03 March 2024

A High Priority Delivery Idea

Variant One

A concept for a two component high priority package delivery drone:

* Package to deliver: 100 kg. For example, anti-venom doses, poison antidotes, organs to transplant, key medical equipment, vaccines, samples of highly aggressive infectious diseases for analysis at top labs, satellite phones, emergency kits. 

* These would be for people isolated far at sea, on islands, or in a wilderness, roadless areas, or areas cut off by natural disaster from rapid overland access, or for access to one of a kind resources that aren't available locally in a much more developed area that must reach their destinations on the fastest possible schedule.

* The package is carried by a quadcopter drone that can pickup and land vertically from a specified spot. For example, it might pick up a package from a hospital helipad and deliver the package at a different hospital or ship helipad. The quadcopter's range is not particularly great, maybe 15-50 km, and the maximum altitude isn't particularly exceptional. The quadcopter is ideally battery powered, rather than having its own engine to make it easier to maintain.
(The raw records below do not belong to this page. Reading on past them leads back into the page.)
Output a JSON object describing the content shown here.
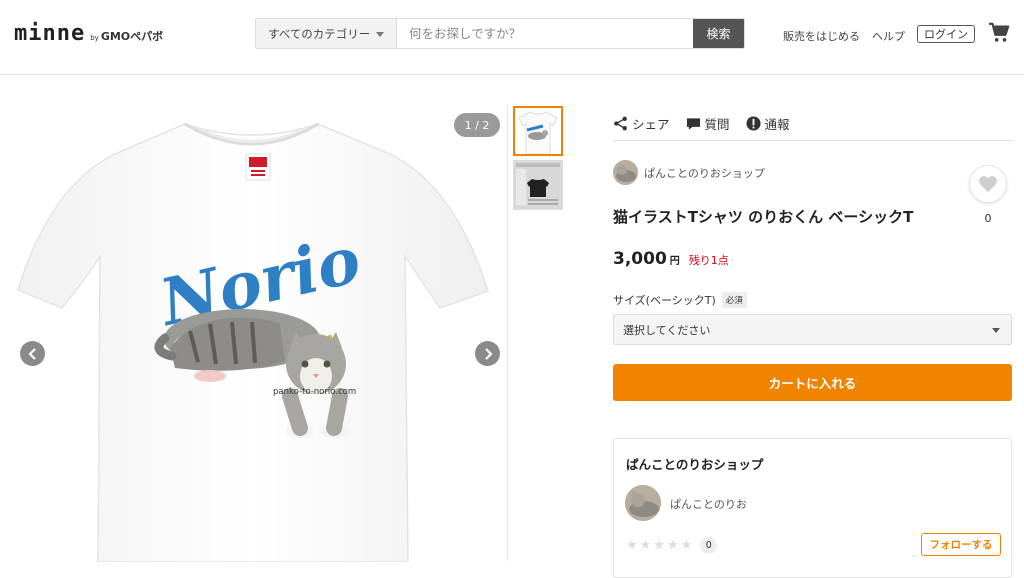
{
  "header": {
    "logo_main": "minne",
    "logo_by": "by",
    "logo_brand": "GMOペパボ",
    "search": {
      "category": "すべてのカテゴリー",
      "placeholder": "何をお探しですか？",
      "button": "検索"
    },
    "nav": {
      "sell": "販売をはじめる",
      "help": "ヘルプ",
      "login": "ログイン"
    },
    "icons": {
      "cart": "cart-icon"
    }
  },
  "gallery": {
    "page_indicator": "1 / 2",
    "shirt_text": "Norio",
    "shirt_caption": "panko-to-norio.com",
    "colors": {
      "blue_text": "#2f7fc4",
      "crown": "#f2b705"
    }
  },
  "actions": {
    "share": "シェア",
    "question": "質問",
    "report": "通報"
  },
  "product": {
    "shop_name": "ぱんことのりおショップ",
    "title": "猫イラストTシャツ のりおくん ベーシックT",
    "price": "3,000",
    "currency": "円",
    "stock": "残り1点",
    "favorites": "0",
    "size_label": "サイズ(ベーシックT)",
    "required": "必須",
    "select_placeholder": "選択してください",
    "cart_button": "カートに入れる"
  },
  "shop_card": {
    "title": "ぱんことのりおショップ",
    "owner": "ぱんことのりお",
    "rating_count": "0",
    "follow": "フォローする"
  },
  "colors": {
    "accent": "#f08300",
    "stock_red": "#e0001b"
  }
}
* The quadcopter drone with its package is picked up and released in the air from a fixed wing supersonic aircraft drone, comparable in size or something than a small jet fighter, and as fast or faster at cruising speed than a small jet fighter.

* The fixed wing supersonic aircraft drone is meant for civilian use. It has no armaments, no flare defenses, no stealth, no military grade avionics, no super maneuverability, and no ability to refuel in mid-air. It can handle autonomous, instrument only landings and can interact with ground control via a link with a base station operator. It can take off and land at any general aviation airport, but is not capable for "short" or "vertical" takeoff and landing by jet fighter standards itself, and uses some form of widely available jet fuel. The design seeks to minimize, but not to eliminate entirely, a sonic boom. The range is as long as technologically feasible perhaps 5000 km. The technical feasibility of this is demonstrated by the prototype X-59.

The virtue of the drone v. the manned option is that it allows for a smaller size (and scale matters a lot in the capabilities of things that fly, favoring smaller designs), and a lower cost.

Variant Two

Skip the quadcopter, which would be dealt with by using a locally supplied helicopter or drone quadcopter between the closest general aviation airport and the actual delivery site. 

This would result in only a modest delivery time hit, but would greatly reduce technological complexity, size, and cost.

Variant Three

A manned variant with similar capabilities to the primary fixed wing aircraft, might skip the carried drone with VTOL capabilities, instead have a crew of one pilot and would deliver: (1) a medic and a litter passenger, (2) one passenger and 500 kg of cargo, (3) two passengers (one in a jump seat) and 250 kg of cargo, or (4) three passengers (two in jump seats). This could be used to transport a patient or to deliver specialist doctors or other experts in a very time dependent manner. It might be larger than a jet fighter, and similar in size to a small private jet (some of which can reach 0.94 times the speed of sound already, and an 8000 km range, with more cargo and passenger space than complicated for this plane). 

If the cost/need analysis determined it was a better idea, the cargo/passenger capacity might be doubled. 

Configured for quick loading and unloading, this could be a higher cost, but more versatile, alternative to Variant Two. 

A sub-variant might allow for airdrops of cargo by parachute with GPS guidance, and for passengers to parachute out. Or, some of the cargo space might be used for a motorcycle (with or without a sidecar), or an ATV, or even a small jeep, or even an airdrop-ready high sea state worthy, deep ocean life raft. These might be useful in search and rescue operations.